Former Oklahoma State wide receiver Bo Bowling is continuing on the road back from drug charges in the Canadian Football League. The Tonkawa native is a rookie on the Montreal Aloutettes' training camp roster.
"I've made mistakes, stuff I regret. But it has made me a better person," Bowling told the Montreal Gazette.
In February 2009, Bowling was charged with three felony counts of drug possession — one of the drugs was an anabolic steroid — and was suspended from the team. The charges eventually were dropped to where Bowling only faced misdemeanor charges of possession of marijuana and possession of drug paraphernalia.
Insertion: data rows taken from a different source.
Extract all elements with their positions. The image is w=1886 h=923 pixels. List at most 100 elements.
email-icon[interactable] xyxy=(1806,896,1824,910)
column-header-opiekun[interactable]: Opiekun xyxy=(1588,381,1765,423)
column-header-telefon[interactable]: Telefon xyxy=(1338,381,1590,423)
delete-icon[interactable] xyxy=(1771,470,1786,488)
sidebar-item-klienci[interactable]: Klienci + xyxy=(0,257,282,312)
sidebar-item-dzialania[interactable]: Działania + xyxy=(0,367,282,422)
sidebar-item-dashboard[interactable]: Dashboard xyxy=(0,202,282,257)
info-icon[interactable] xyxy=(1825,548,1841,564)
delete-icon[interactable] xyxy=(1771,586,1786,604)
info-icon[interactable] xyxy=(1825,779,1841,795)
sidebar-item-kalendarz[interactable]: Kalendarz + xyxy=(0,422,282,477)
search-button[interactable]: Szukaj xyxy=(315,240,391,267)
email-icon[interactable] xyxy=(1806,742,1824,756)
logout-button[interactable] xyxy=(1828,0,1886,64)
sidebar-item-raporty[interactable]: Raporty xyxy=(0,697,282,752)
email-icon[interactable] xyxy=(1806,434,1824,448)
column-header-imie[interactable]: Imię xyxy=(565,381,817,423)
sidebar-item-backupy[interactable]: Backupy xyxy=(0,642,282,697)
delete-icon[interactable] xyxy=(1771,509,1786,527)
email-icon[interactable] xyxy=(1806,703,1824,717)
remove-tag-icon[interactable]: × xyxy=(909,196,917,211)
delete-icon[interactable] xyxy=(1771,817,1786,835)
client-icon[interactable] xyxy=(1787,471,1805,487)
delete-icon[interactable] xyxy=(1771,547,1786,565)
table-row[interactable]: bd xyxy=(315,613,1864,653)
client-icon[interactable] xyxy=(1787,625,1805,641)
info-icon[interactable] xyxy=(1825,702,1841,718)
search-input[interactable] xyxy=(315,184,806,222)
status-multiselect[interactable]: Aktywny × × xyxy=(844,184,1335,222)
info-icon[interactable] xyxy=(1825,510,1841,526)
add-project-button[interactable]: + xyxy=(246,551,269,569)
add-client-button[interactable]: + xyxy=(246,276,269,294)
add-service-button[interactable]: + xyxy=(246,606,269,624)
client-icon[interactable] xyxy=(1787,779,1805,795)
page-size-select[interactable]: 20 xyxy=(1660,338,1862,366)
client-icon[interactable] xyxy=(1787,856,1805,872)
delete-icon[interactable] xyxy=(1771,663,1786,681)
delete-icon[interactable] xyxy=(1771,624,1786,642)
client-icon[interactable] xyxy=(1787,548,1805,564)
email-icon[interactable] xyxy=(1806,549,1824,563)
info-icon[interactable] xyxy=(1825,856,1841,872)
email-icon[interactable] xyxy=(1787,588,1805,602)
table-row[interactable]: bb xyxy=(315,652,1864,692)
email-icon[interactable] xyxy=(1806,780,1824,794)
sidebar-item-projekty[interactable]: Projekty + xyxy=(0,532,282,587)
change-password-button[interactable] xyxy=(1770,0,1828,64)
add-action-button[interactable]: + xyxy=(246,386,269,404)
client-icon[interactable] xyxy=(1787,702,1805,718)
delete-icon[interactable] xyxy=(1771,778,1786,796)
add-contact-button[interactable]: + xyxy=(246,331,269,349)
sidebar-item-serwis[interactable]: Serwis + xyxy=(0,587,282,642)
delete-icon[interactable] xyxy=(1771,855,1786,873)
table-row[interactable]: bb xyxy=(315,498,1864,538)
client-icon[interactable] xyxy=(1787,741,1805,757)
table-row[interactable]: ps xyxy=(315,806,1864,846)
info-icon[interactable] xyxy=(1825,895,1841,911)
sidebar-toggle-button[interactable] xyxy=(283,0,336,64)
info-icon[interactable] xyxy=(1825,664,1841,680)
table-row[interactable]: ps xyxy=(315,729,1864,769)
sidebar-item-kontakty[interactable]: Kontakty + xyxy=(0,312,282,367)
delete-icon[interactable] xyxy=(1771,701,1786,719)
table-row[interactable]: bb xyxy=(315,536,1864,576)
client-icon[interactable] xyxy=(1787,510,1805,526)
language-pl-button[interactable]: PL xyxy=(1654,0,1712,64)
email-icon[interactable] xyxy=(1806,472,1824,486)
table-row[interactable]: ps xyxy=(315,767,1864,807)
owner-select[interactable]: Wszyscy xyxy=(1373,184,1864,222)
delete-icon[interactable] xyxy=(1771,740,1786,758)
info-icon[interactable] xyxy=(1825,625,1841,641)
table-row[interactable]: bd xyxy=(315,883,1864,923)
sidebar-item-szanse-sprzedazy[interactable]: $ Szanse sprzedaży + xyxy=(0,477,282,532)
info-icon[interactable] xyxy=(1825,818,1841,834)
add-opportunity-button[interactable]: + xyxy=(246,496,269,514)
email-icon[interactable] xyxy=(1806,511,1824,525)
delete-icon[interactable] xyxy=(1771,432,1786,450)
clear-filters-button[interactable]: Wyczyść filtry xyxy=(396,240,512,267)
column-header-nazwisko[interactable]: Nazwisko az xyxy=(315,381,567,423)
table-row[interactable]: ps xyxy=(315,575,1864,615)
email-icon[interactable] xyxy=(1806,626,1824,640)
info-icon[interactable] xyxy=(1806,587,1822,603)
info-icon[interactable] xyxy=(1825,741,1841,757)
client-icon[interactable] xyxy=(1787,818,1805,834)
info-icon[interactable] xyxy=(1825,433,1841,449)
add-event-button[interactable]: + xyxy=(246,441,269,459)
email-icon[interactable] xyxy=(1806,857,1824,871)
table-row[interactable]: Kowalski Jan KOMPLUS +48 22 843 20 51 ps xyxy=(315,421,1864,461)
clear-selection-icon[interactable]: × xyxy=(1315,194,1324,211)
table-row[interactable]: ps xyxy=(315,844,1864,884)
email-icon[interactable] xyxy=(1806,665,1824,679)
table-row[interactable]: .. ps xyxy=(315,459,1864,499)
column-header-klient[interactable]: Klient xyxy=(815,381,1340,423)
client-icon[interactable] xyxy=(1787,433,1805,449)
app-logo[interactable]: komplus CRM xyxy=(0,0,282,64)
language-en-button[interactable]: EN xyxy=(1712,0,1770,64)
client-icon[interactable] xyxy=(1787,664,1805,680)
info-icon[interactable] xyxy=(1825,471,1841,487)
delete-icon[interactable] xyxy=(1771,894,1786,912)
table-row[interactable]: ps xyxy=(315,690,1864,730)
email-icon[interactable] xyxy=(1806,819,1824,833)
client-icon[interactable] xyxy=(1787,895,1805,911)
Bowling was given a one-year deferred sentence and spent 15 days in Payne County jail. He was ordered to complete 25 hours of community service and pay $750 in fees and court costs.
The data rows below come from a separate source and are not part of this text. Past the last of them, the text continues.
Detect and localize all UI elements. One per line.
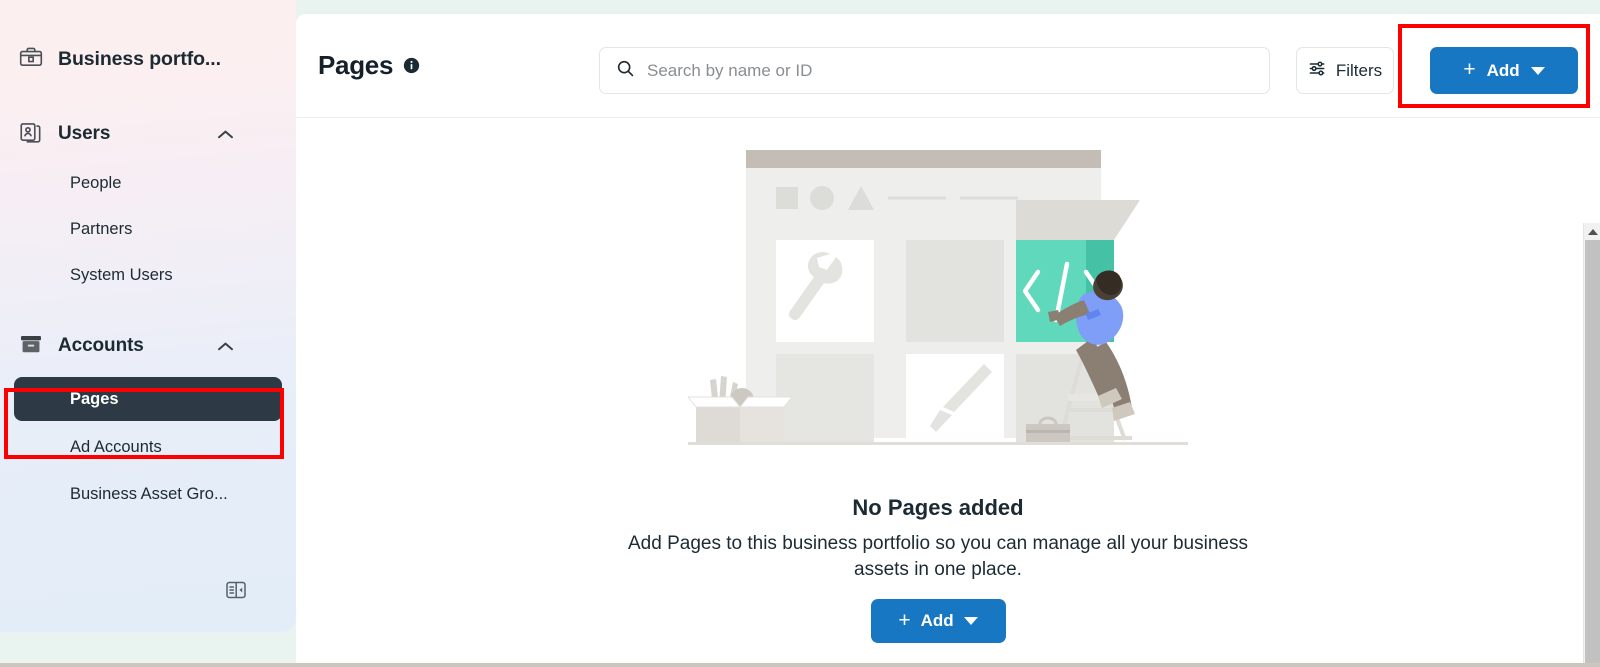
id-card-icon [18, 119, 44, 150]
chevron-up-icon-users[interactable] [214, 123, 236, 145]
sidebar-item-business-asset-groups[interactable]: Business Asset Gro... [14, 473, 282, 515]
add-button-label: Add [1486, 60, 1520, 80]
brand-title: Business portfo... [58, 47, 221, 70]
bottom-edge-strip [0, 663, 1600, 667]
sidebar-item-label: Pages [70, 389, 119, 408]
empty-state: No Pages added Add Pages to this busines… [296, 118, 1580, 644]
main-panel: Pages Search by name or ID Filters + Add… [296, 14, 1600, 667]
content-area: No Pages added Add Pages to this busines… [296, 118, 1600, 667]
sidebar-group-users: Users People Partners System Users [0, 114, 296, 296]
search-icon [616, 59, 635, 83]
empty-state-description: Add Pages to this business portfolio so … [628, 533, 1248, 581]
empty-state-title: No Pages added [852, 495, 1024, 520]
wall-builder-illustration [686, 142, 1188, 457]
search-input[interactable] [647, 60, 1253, 81]
sidebar-group-header-users[interactable]: Users [0, 114, 296, 154]
sidebar-item-people[interactable]: People [14, 162, 282, 204]
info-icon[interactable] [403, 57, 420, 74]
filters-label: Filters [1335, 60, 1383, 80]
sidebar-collapse-icon[interactable] [218, 572, 254, 608]
filters-button[interactable]: Filters [1296, 47, 1394, 94]
empty-state-add-label: Add [920, 611, 954, 631]
scroll-up-icon[interactable] [1584, 223, 1600, 240]
briefcase-icon [18, 44, 44, 75]
sidebar-group-header-accounts[interactable]: Accounts [0, 326, 296, 366]
chevron-down-icon[interactable] [1530, 66, 1545, 75]
sidebar-item-ad-accounts[interactable]: Ad Accounts [14, 426, 282, 468]
empty-state-add-button[interactable]: + Add [870, 599, 1006, 644]
archive-box-icon [18, 331, 44, 362]
app-window: Business portfo... Users People Partners… [0, 0, 1600, 667]
sidebar-item-label: Partners [70, 219, 133, 238]
business-portfolio-brand[interactable]: Business portfo... [0, 32, 296, 86]
scrollbar-thumb[interactable] [1585, 240, 1600, 667]
sidebar-item-label: Business Asset Gro... [70, 484, 228, 503]
sidebar-item-partners[interactable]: Partners [14, 208, 282, 250]
sidebar-item-label: Ad Accounts [70, 437, 162, 456]
sidebar-item-label: People [70, 173, 122, 192]
vertical-scrollbar[interactable] [1583, 223, 1600, 667]
page-header: Pages Search by name or ID Filters + Add [296, 14, 1600, 118]
page-title: Pages [318, 50, 394, 80]
sidebar-group-accounts: Accounts Pages Ad Accounts Business Asse… [0, 326, 296, 515]
add-button[interactable]: + Add [1430, 47, 1578, 94]
plus-icon: + [898, 608, 911, 632]
sidebar-group-label-users: Users [58, 123, 111, 144]
sidebar: Business portfo... Users People Partners… [0, 0, 296, 632]
chevron-down-icon[interactable] [963, 617, 978, 626]
page-title-group: Pages [318, 50, 600, 81]
sidebar-item-label: System Users [70, 265, 173, 284]
sidebar-group-label-accounts: Accounts [58, 335, 144, 356]
sidebar-item-system-users[interactable]: System Users [14, 254, 282, 296]
chevron-up-icon-accounts[interactable] [214, 335, 236, 357]
filters-icon [1308, 59, 1327, 83]
search-box[interactable] [599, 47, 1270, 94]
plus-icon: + [1463, 58, 1476, 81]
sidebar-sublist-users: People Partners System Users [0, 162, 296, 296]
sidebar-item-pages[interactable]: Pages [14, 377, 282, 421]
sidebar-sublist-accounts: Pages Ad Accounts Business Asset Gro... [0, 377, 296, 515]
He has called the ordeal embarrassing and said he's ashamed. He denies ever taking steroids.
"That was somewhere I never want to be and never will be. I won't go back to where I was," Bowling told The Gazette on Monday. "I didn't know steroids were in my house. I admit to possession of marijuana and paraphernalia.
"A lot was written that wasn't true, but I put myself in the situation," added Bowling, 23. "I know the person I am."
Suspended the entire 2009 season, Bowling lost his scholarship before summoning the courage to approach Cowboys head coach Mike Gundy about being reinstated. Gundy agreed, after approaching the school's athletic director.
Montreal general manager Jim Popp said he views Bowling as a receiver who was tough, ran good routes and did most things correctly.
"They handled all that cleanly,” Popp told the Montreal Gazette. “They disciplined him harder than most schools would have. He lost his scholarship and had to pay to go to school, working his way back. He had to work back into the school's good graces, but they speak highly of him.
"Stuff like that sometimes happens with young people. What's actual and factual, I don't know. But OSU speaks extremely highly of him."
Bowling moved from wide-receiver to slotback after three games last season. The transition proved to be an epiphany. In a game against Kansas State the end of October, Bowling caught eight passes for 92 yards. He grabbed nine for 101 the next week. In 13 games, he caught 42 passes for 437 yards, the Cowboys thrashing Arizona 36-10 in the Alamo Bowl for its first 11-win season.
"The game was taken away from me. It was tough watching the team play and succeed," said Bowling, a physical education major who told the Gazette he eventually plans to pursue a coaching career. "When I step on the field, I play like it's my last game. I can't thank coach Gundy enough. If not for him, I wouldn't be here today. I'll do whatever it takes to make the team and get on the field."
It might be tough for Bowling to crack the lineup for Montreal, the two-time defending Grey Cup champions.
"No question, it's difficult for any young receiver to line up and understand our splits and adjustments - and catch the ball," offensive co-ordinator Scott Milanovich said told the Gazette. "But he does have some juice.
"I don't know what it is, but he does have something."